La sfiducia nel potere politico e religioso in Aida

Aida, opera di repertorio tra le più eseguite di Giuseppe Verdi, andò in scena in prima assoluta il 24 dicembre 1871 al Teatro dell’Opera del Cairo su commissione del viceré d’Egitto, il khedivè Isma’il Pascià. Composta su libretto di Antonio Ghislanzoni, arrivò in Italia solamente qualche mese dopo, l’8 febbraio 1872, al Teatro alla Scala di Milano. Divisa in quattro atti, presenta una struttura molto complessa e, tra le sue particolarità, è riscontrabile una visione pessimistica del potere politico e religioso.

La disillusione politica

Dopo gli entusiasmi e i fervori risorgimentali, a seguito dell’Unità, il compositore di Busseto, nonché deputato del primo parlamento italiano che proclamò Vittorio Emanuele Re d’Italia, aggiunse alla sua pregressa sfiducia del mondo teatrale anche quella verso la politica dei primi governi unitari. Maturò, inoltre, come molti italiani del tempo, un astio sempre maggiore nei confronti della religione e della Chiesa cattolica di papa Pio IX. Era lui che aveva mantenuto divisa l’Italia fino alla presa di Roma e che oltre alla emanazione del Sillabo aveva proclamato l’infallibilità pontificia con il Concilio Vaticano I.

L’interno dell’opera

Se l’intera vicenda dell’opera è ambientata in un Egitto mitico e ideale «a Menfi e a Tebe all’epoca dei faraoni» e ruota intorno al triangolo amoroso formato dalla principessa Amneris, Aida sua schiava etiope e il condottiero Radames, “oggetto” di contesa tra le due donne, un ruolo di grande rilevanza è ricoperto dalla casta dei sacerdoti guidati da Ramfis. Essi infatti sono gli antagonisti della vicenda, Amneris infatti li chiamerà «tigri infami di sangue assetate», «inesorati ministri di morte» ed «empia razza», e coloro che di fatto detengono il potere tanto da condannare Radames come “traditore della patria” ad essere sepolto vivo.

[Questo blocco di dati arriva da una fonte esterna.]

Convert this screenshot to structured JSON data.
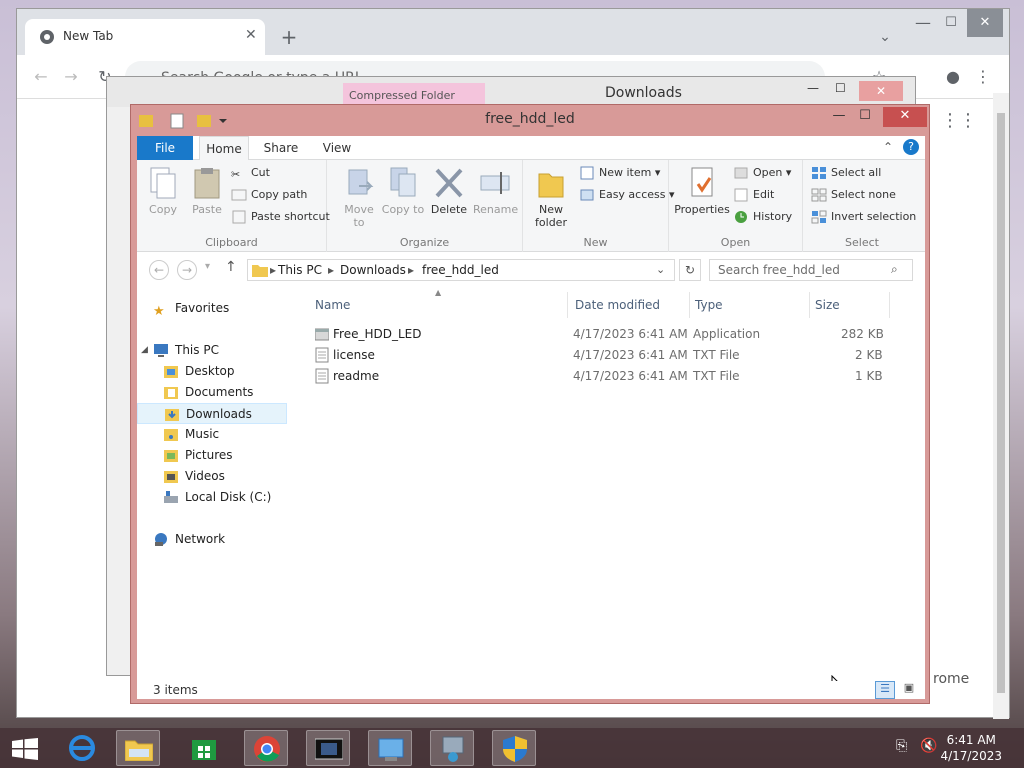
{
  "chrome": {
    "tab_title": "New Tab",
    "omnibox_placeholder": "Search Google or type a URL",
    "fragment": "rome"
  },
  "back_window": {
    "context_tab": "Compressed Folder Tools",
    "title": "Downloads"
  },
  "window": {
    "title": "free_hdd_led",
    "tabs": [
      "File",
      "Home",
      "Share",
      "View"
    ]
  },
  "ribbon": {
    "clipboard": {
      "label": "Clipboard",
      "copy": "Copy",
      "paste": "Paste",
      "cut": "Cut",
      "copy_path": "Copy path",
      "paste_shortcut": "Paste shortcut"
    },
    "organize": {
      "label": "Organize",
      "move_to": "Move to",
      "copy_to": "Copy to",
      "delete": "Delete",
      "rename": "Rename"
    },
    "new": {
      "label": "New",
      "new_folder_1": "New",
      "new_folder_2": "folder",
      "new_item": "New item",
      "easy_access": "Easy access"
    },
    "open": {
      "label": "Open",
      "properties": "Properties",
      "open": "Open",
      "edit": "Edit",
      "history": "History"
    },
    "select": {
      "label": "Select",
      "select_all": "Select all",
      "select_none": "Select none",
      "invert": "Invert selection"
    }
  },
  "address": {
    "crumbs": [
      "This PC",
      "Downloads",
      "free_hdd_led"
    ],
    "search_placeholder": "Search free_hdd_led"
  },
  "nav": {
    "favorites": "Favorites",
    "this_pc": "This PC",
    "items": [
      "Desktop",
      "Documents",
      "Downloads",
      "Music",
      "Pictures",
      "Videos",
      "Local Disk (C:)"
    ],
    "network": "Network"
  },
  "columns": {
    "name": "Name",
    "date": "Date modified",
    "type": "Type",
    "size": "Size"
  },
  "files": [
    {
      "name": "Free_HDD_LED",
      "date": "4/17/2023 6:41 AM",
      "type": "Application",
      "size": "282 KB",
      "icon": "application-icon"
    },
    {
      "name": "license",
      "date": "4/17/2023 6:41 AM",
      "type": "TXT File",
      "size": "2 KB",
      "icon": "text-file-icon"
    },
    {
      "name": "readme",
      "date": "4/17/2023 6:41 AM",
      "type": "TXT File",
      "size": "1 KB",
      "icon": "text-file-icon"
    }
  ],
  "status": {
    "items": "3 items"
  },
  "taskbar": {
    "time": "6:41 AM",
    "date": "4/17/2023"
  },
  "colors": {
    "accent": "#1979ca",
    "window_frame": "#d89a98",
    "close": "#c75050"
  }
}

I rappresentanti del potere

Tra le tematiche di quest’opera può essere individuata una critica e denuncia verso una dinamica del potere che, anziché agire nei confronti della felicità del singolo individuo, vi si oppone. Questa presenza opprimente è rappresentata in primo luogo dalle cariche istituzionali presenti in scena, in misura minore dal re, che viene presentato senza un nome proprio, dalle sacerdotesse che inneggiano al dio Fthà e dai sacerdotiMusicalmente questi ultimi sono caratterizzati da un loro tema identitario la cui melodia granitica procede per gradi congiunti discendenti ed è spesso reiterata secondo i principi imitativi del canone. Anche a livello orchestrale la manifestazione di questa oppressione autoritaria avviene attraverso l’utilizzo di ottoni e timpani e l’utilizzo dell’intero organico in determinati punti.

Nei primi due atti dell’opera il potere si manifesta attraverso grandi scene corali e celebrative che culminano nel famoso e imponente Finale II con la marcia trionfale, espressione massima della forza sacerdotale. Già in questa sezione essi manifestano la loro ferocia; infatti, a seguito della struggente richiesta di perdono da parte dei prigionieri etiopi, Aida e il loro re sotto mentite spoglie Amonasro, i freddi e cinici sacerdoti si esprimono a gran voce: «struggi, o re, queste ciurme feroci, / chiudi il core alle perfide voci». Questa reazione di grande impeto viene sostenuta appunto dagli ottoni ed è talmente esagerata da suscitare l’indignazione del popolo che risponde: «sacerdoti, gli sdegni placate, / l’umil prece dei vinti ascoltate».

Il tragico epilogo

Nella “scena del giudizio” nella prima metà del IV atto si assiste alla vittoria definitiva del potere asfissiante sui tre protagonisti che non rimangono altro che delle povere vittime. Amneris, angosciata per le sorti dell’amato invoca pietà verso i «Numi» mentre i sacerdoti rappresentati dal loro tema, che compare in misura sempre più massiccia fino ad essere eseguito “a tutta forza” dalla piena orchestra, sentenziano la condanna di Radames.

Infine, a conclusione dell’opera, nel celebre duetto in cui Aida muore tra le mani del suo amato, mentre Amneris, al di sopra della tomba, è condannata a una vita di rimorso, sono assenti le sonorità imponenti degli ottoni; riecheggia però fino all’ultima misura l’inno delle sacerdotesse all’«immenso Fthà» impassibili alle vicende dei tre poveri sventurati: il potere ha vinto.